I'm not really feeling challenged in my eng class but I don’t think the alternative is any better? Whatever, it's only the second week.
people don’t lock in anymore, they jst chat-gpt it

What happened to having a good THINK? We are regressing

ADOBE pmo bro. AS SOON AS I LEARN ANIMATE AND GET MOTIVATION TO WORK, ADOBE CANS IT. I did have a good day yesterday and I finally convinced someone to commission me! My friend told me people prefer the other Commission Guy because the Other Guy has a better style and has the energy of a kicked puppy. This probably means I contrast with the energy of an evil dalmation.

2/6/26

The due date for submissions for this month's creative writing club prompts are due by the 9th and I've got nothing. Well, not nothing but I've got some shit I could serve. A few melodramatic paragraphs full of faux-sophistication, all culminating in a haphazard metaphor for cocaine addiction. Did I mention the theme was love. Ugh. I said I'd turn something in this time but that probably won't happen. Wait. Okay So I'm obviously I have no girl for Valentine's Day. Surprising. Many of my friends are getting desperate but I just wallow in self pity and fear of being alone forever. I could write a poem about that! Sure technically the theme is love flash fiction but on the submission page, poem is still a selectable option. Yeah.. I can do that in 3 days. Maybe I'll publish it here too, on my rattalks page. On the topic of Valentine's Day , I was thinking about making in animation or something of the like for it,, since I have nothing else to do. (FUCK I just looked it up, it's on a Saturday too..bro). Well I guess Valentine's Day is about love and I love my friends so I can hang out with my friends. Heaven yes dude.

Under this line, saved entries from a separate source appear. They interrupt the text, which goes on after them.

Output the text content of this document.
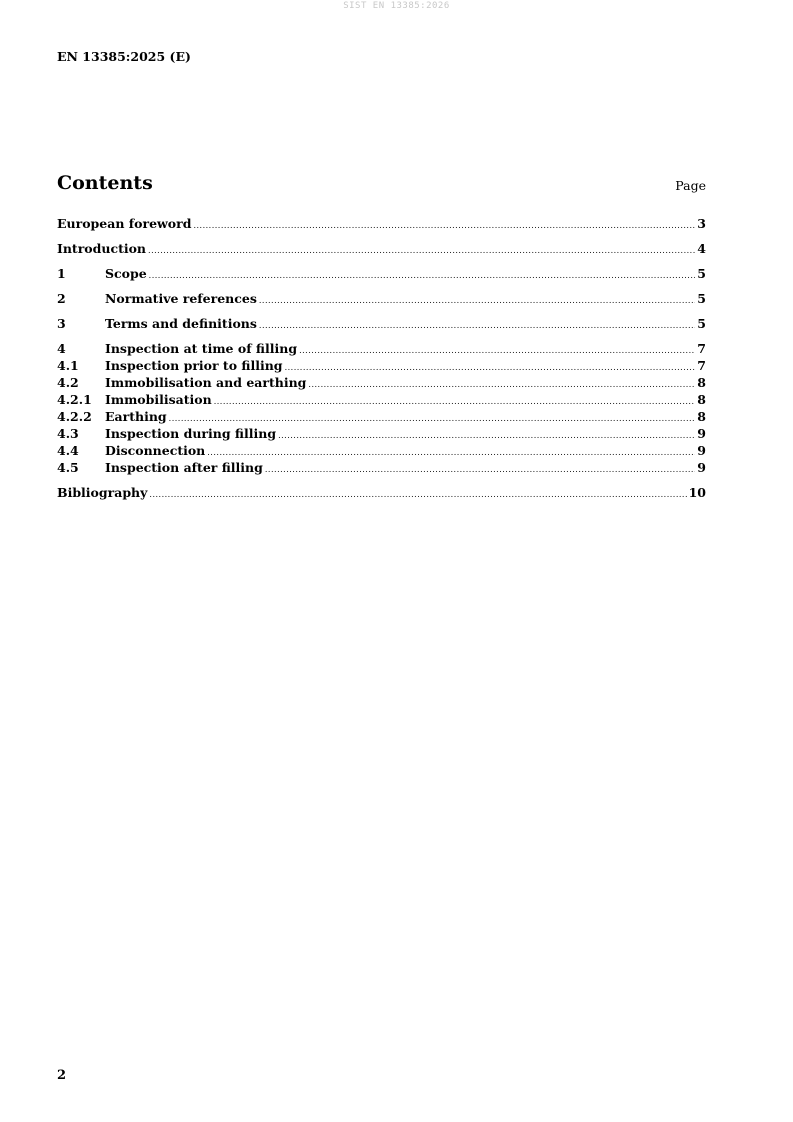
SIST EN 13385:2026
EN 13385:2025 (E)
Contents	Page
European foreword .....	3
Introduction .....	4
1	Scope .....	5
2	Normative references .....	5
3	Terms and definitions .....	5
4	Inspection at time of filling .....	7
4.1	Inspection prior to filling .....	7
4.2	Immobilisation and earthing .....	8
4.2.1	Immobilisation .....	8
4.2.2	Earthing .....	8
4.3	Inspection during filling .....	9
4.4	Disconnection .....	9
4.5	Inspection after filling .....	9
Bibliography .....	10
2
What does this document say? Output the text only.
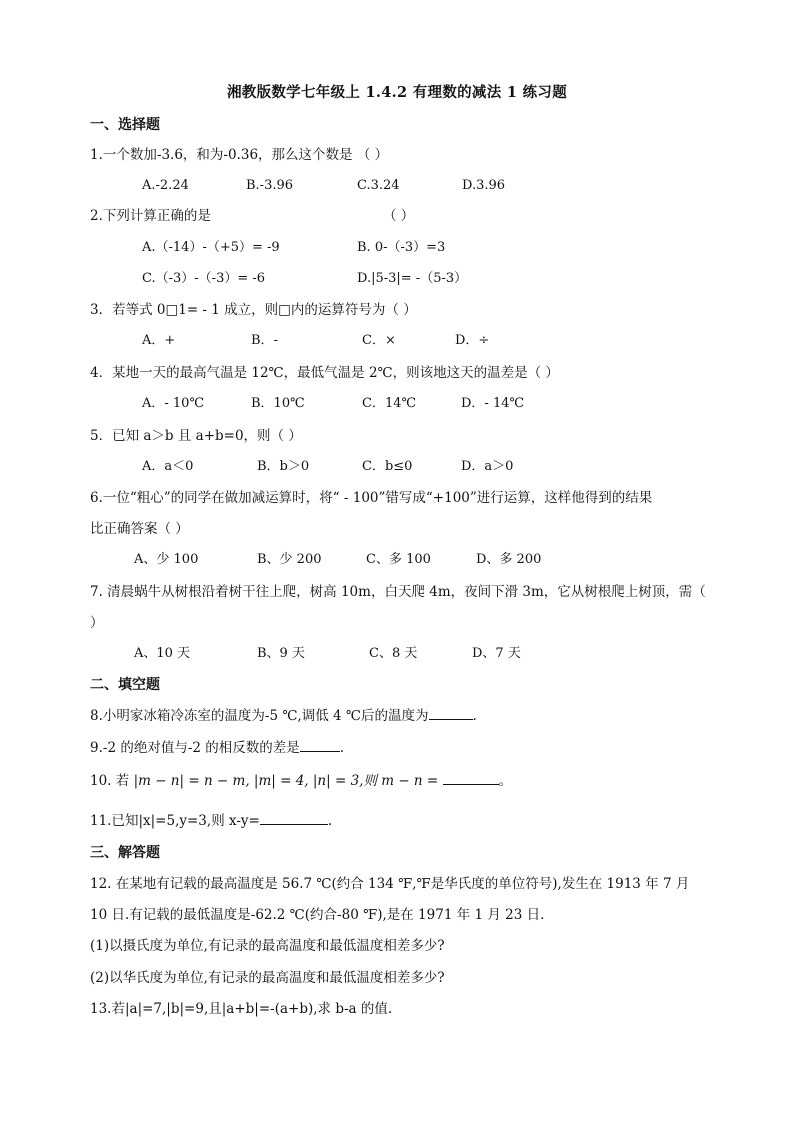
湘教版数学七年级上 1.4.2 有理数的减法 1 练习题
一、选择题
1.一个数加-3.6，和为-0.36，那么这个数是 （ ）
A.-2.24	B.-3.96	C.3.24	D.3.96
2.下列计算正确的是	（ ）
A.（-14）-（+5）= -9	B. 0-（-3）=3
C.（-3）-（-3）= -6	D.|5-3|= -（5-3）
3．若等式 0□1= - 1 成立，则□内的运算符号为（ ）
A．+	B．-	C．×	D．÷
4．某地一天的最高气温是 12℃，最低气温是 2℃，则该地这天的温差是（ ）
A．- 10℃	B．10℃	C．14℃	D．- 14℃
5．已知 a＞b 且 a+b=0，则（ ）
A．a＜0	B．b＞0	C．b≤0	D．a＞0
6.一位“粗心”的同学在做加减运算时，将“ - 100”错写成“+100”进行运算，这样他得到的结果
比正确答案（ ）
A、少 100	B、少 200	C、多 100	D、多 200
7. 清晨蜗牛从树根沿着树干往上爬，树高 10m，白天爬 4m，夜间下滑 3m，它从树根爬上树顶，需（
）
A、10 天	B、9 天	C、8 天	D、7 天
二、填空题
8.小明家冰箱冷冻室的温度为-5 ℃,调低 4 ℃后的温度为	.
9.-2 的绝对值与-2 的相反数的差是	.
10. 若 |m − n| = n − m, |m| = 4, |n| = 3,则 m − n =	。
11.已知|x|=5,y=3,则 x-y=	.
三、解答题
12. 在某地有记载的最高温度是 56.7 ℃(约合 134 ℉,℉是华氏度的单位符号),发生在 1913 年 7 月
10 日.有记载的最低温度是-62.2 ℃(约合-80 ℉),是在 1971 年 1 月 23 日.
(1)以摄氏度为单位,有记录的最高温度和最低温度相差多少?
(2)以华氏度为单位,有记录的最高温度和最低温度相差多少?
13.若|a|=7,|b|=9,且|a+b|=-(a+b),求 b-a 的值.
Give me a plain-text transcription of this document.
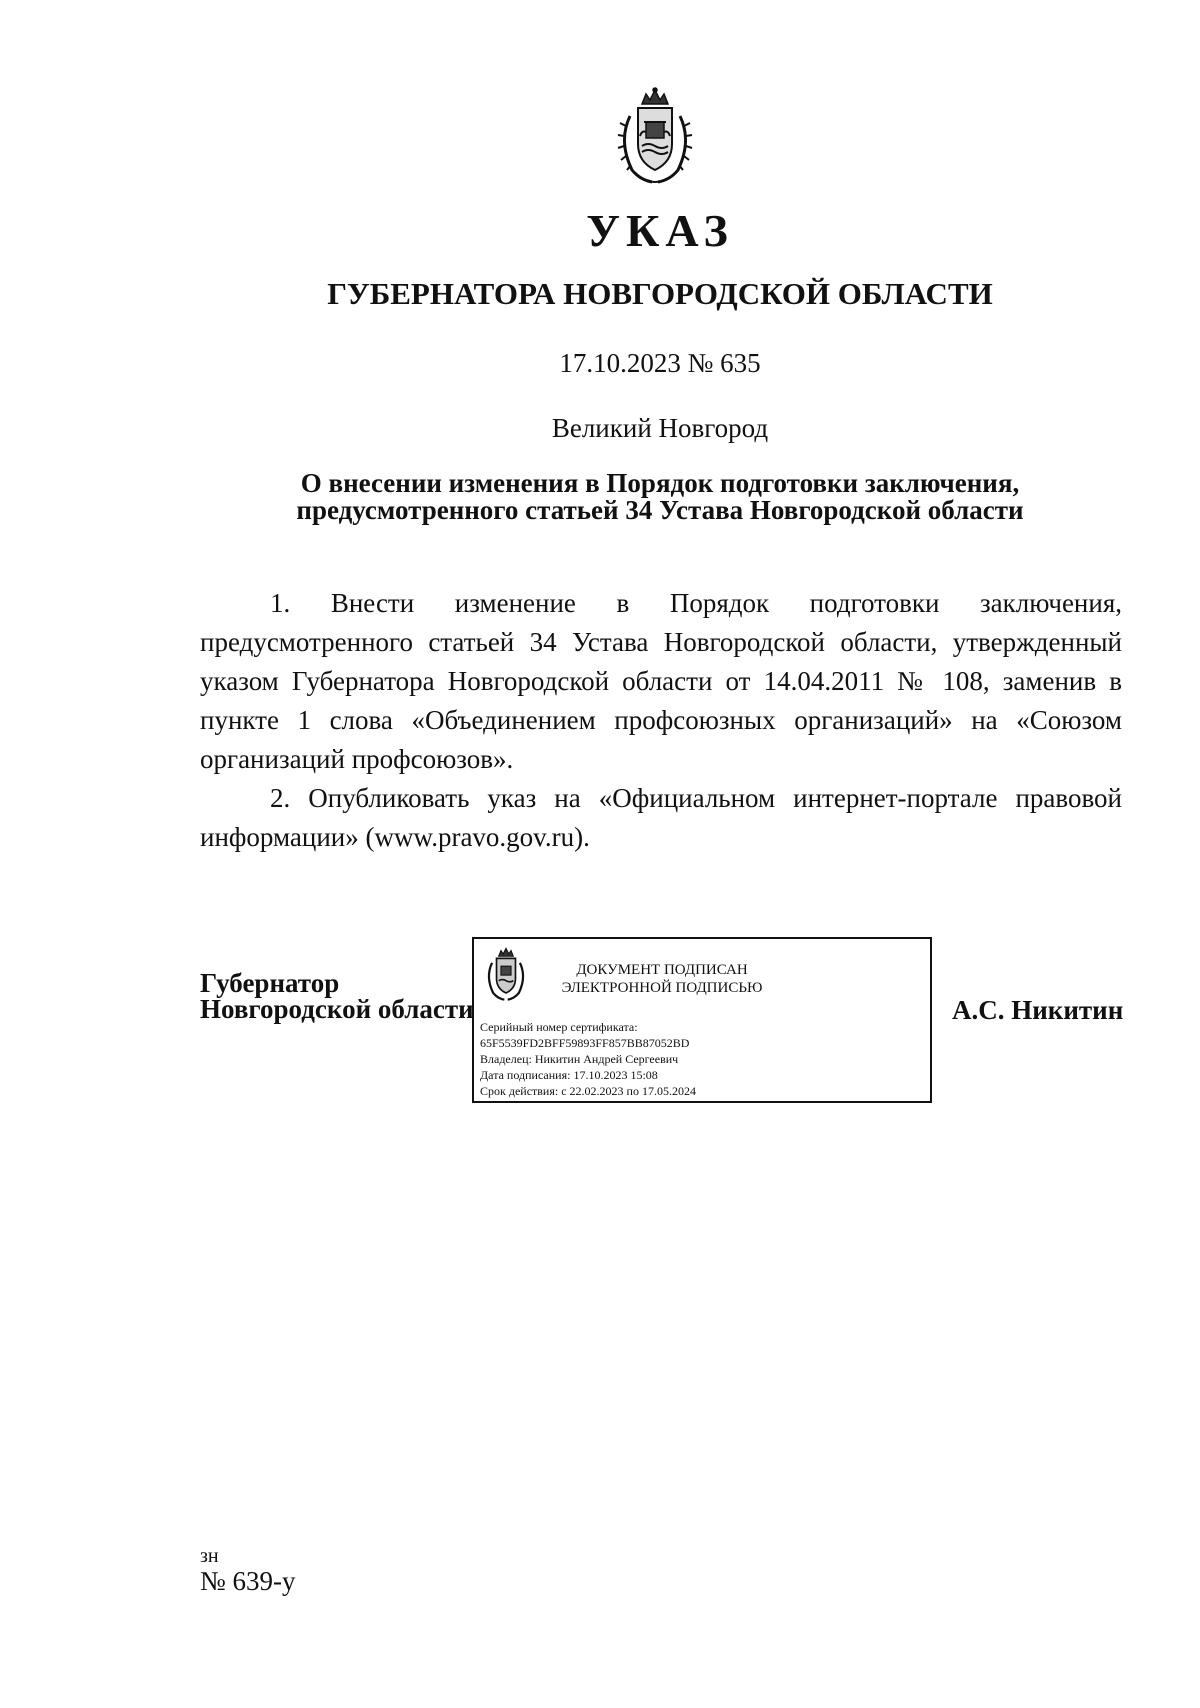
УКАЗ
ГУБЕРНАТОРА НОВГОРОДСКОЙ ОБЛАСТИ
17.10.2023 № 635
Великий Новгород
О внесении изменения в Порядок подготовки заключения,
предусмотренного статьей 34 Устава Новгородской области

1. Внести изменение в Порядок подготовки заключения, предусмотренного статьей 34 Устава Новгородской области, утвержденный указом Губернатора Новгородской области от 14.04.2011 № 108, заменив в пункте 1 слова «Объединением профсоюзных организаций» на «Союзом организаций профсоюзов».

2. Опубликовать указ на «Официальном интернет-портале правовой информации» (www.pravo.gov.ru).

Губернатор
Новгородской области
ДОКУМЕНТ ПОДПИСАН
ЭЛЕКТРОННОЙ ПОДПИСЬЮ
Серийный номер сертификата:
65F5539FD2BFF59893FF857BB87052BD
Владелец: Никитин Андрей Сергеевич
Дата подписания: 17.10.2023 15:08
Срок действия: с 22.02.2023 по 17.05.2024
А.С. Никитин
зн
№ 639-у
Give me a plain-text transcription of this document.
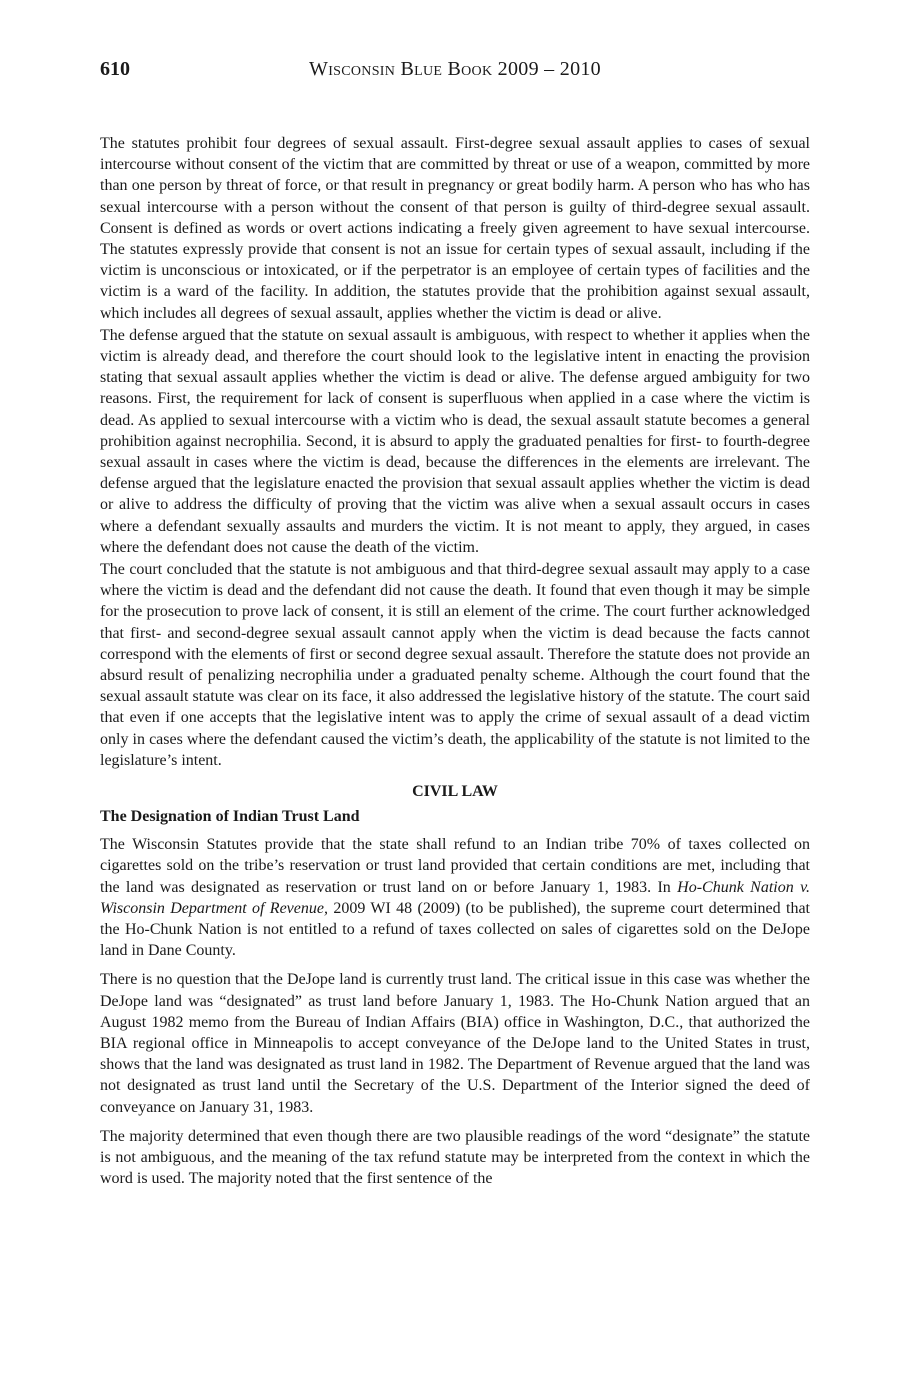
610	Wisconsin Blue Book 2009 – 2010

The statutes prohibit four degrees of sexual assault. First-degree sexual assault applies to cases of sexual intercourse without consent of the victim that are committed by threat or use of a weapon, committed by more than one person by threat of force, or that result in pregnancy or great bodily harm. A person who has who has sexual intercourse with a person without the consent of that person is guilty of third-degree sexual assault. Consent is defined as words or overt actions indicating a freely given agreement to have sexual intercourse. The statutes expressly provide that consent is not an issue for certain types of sexual assault, including if the victim is unconscious or intoxicated, or if the perpetrator is an employee of certain types of facilities and the victim is a ward of the facility. In addition, the statutes provide that the prohibition against sexual assault, which includes all degrees of sexual assault, applies whether the victim is dead or alive.

The defense argued that the statute on sexual assault is ambiguous, with respect to whether it applies when the victim is already dead, and therefore the court should look to the legislative intent in enacting the provision stating that sexual assault applies whether the victim is dead or alive. The defense argued ambiguity for two reasons. First, the requirement for lack of consent is superfluous when applied in a case where the victim is dead. As applied to sexual intercourse with a victim who is dead, the sexual assault statute becomes a general prohibition against necrophilia. Second, it is absurd to apply the graduated penalties for first- to fourth-degree sexual assault in cases where the victim is dead, because the differences in the elements are irrelevant. The defense argued that the legislature enacted the provision that sexual assault applies whether the victim is dead or alive to address the difficulty of proving that the victim was alive when a sexual assault occurs in cases where a defendant sexually assaults and murders the victim. It is not meant to apply, they argued, in cases where the defendant does not cause the death of the victim.

The court concluded that the statute is not ambiguous and that third-degree sexual assault may apply to a case where the victim is dead and the defendant did not cause the death. It found that even though it may be simple for the prosecution to prove lack of consent, it is still an element of the crime. The court further acknowledged that first- and second-degree sexual assault cannot apply when the victim is dead because the facts cannot correspond with the elements of first or second degree sexual assault. Therefore the statute does not provide an absurd result of penalizing necrophilia under a graduated penalty scheme. Although the court found that the sexual assault statute was clear on its face, it also addressed the legislative history of the statute. The court said that even if one accepts that the legislative intent was to apply the crime of sexual assault of a dead victim only in cases where the defendant caused the victim’s death, the applicability of the statute is not limited to the legislature’s intent.

CIVIL LAW
The Designation of Indian Trust Land

The Wisconsin Statutes provide that the state shall refund to an Indian tribe 70% of taxes collected on cigarettes sold on the tribe’s reservation or trust land provided that certain conditions are met, including that the land was designated as reservation or trust land on or before January 1, 1983. In Ho-Chunk Nation v. Wisconsin Department of Revenue, 2009 WI 48 (2009) (to be published), the supreme court determined that the Ho-Chunk Nation is not entitled to a refund of taxes collected on sales of cigarettes sold on the DeJope land in Dane County.

There is no question that the DeJope land is currently trust land. The critical issue in this case was whether the DeJope land was “designated” as trust land before January 1, 1983. The Ho-Chunk Nation argued that an August 1982 memo from the Bureau of Indian Affairs (BIA) office in Washington, D.C., that authorized the BIA regional office in Minneapolis to accept conveyance of the DeJope land to the United States in trust, shows that the land was designated as trust land in 1982. The Department of Revenue argued that the land was not designated as trust land until the Secretary of the U.S. Department of the Interior signed the deed of conveyance on January 31, 1983.

The majority determined that even though there are two plausible readings of the word “designate” the statute is not ambiguous, and the meaning of the tax refund statute may be interpreted from the context in which the word is used. The majority noted that the first sentence of the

I did a break here so you know I'm digressing for a while(from my pinball machine thought patterns)
On the 4th, I was at club with my friends doing fuck all and we get on the topic of being date-less for valentine's day. Me and uhh let's call her... something poetic because she's very poetic. Uhh I don't know how to be poetic and cool. RBL. Stands for Raging Butch Lesbian(in training). "Perfectt okay. Anyways, me and RBL were like: "Oh my gosh... no one wants me.m ujhh im so alone." over dramatic performance. Then my other friend is like: "what if you guys just date each other?". Um what um. I ignored the question but RBL said something aside like: "I can't date her"(not in a rude way). Which: give this guy a true but.. I don't know. I mean this is my blog and I know she doesn't read it. Shes really aesome i don know . kms


2/10/2026

The 2nd period experience

I made a cool video yesterday. Ooww oww noo please please don't give me a point of view CER kill me bro. I cant write for shit bro not even basic shit bro


2/20/2026

Guy who doesn't understand application models: I don't understand application models.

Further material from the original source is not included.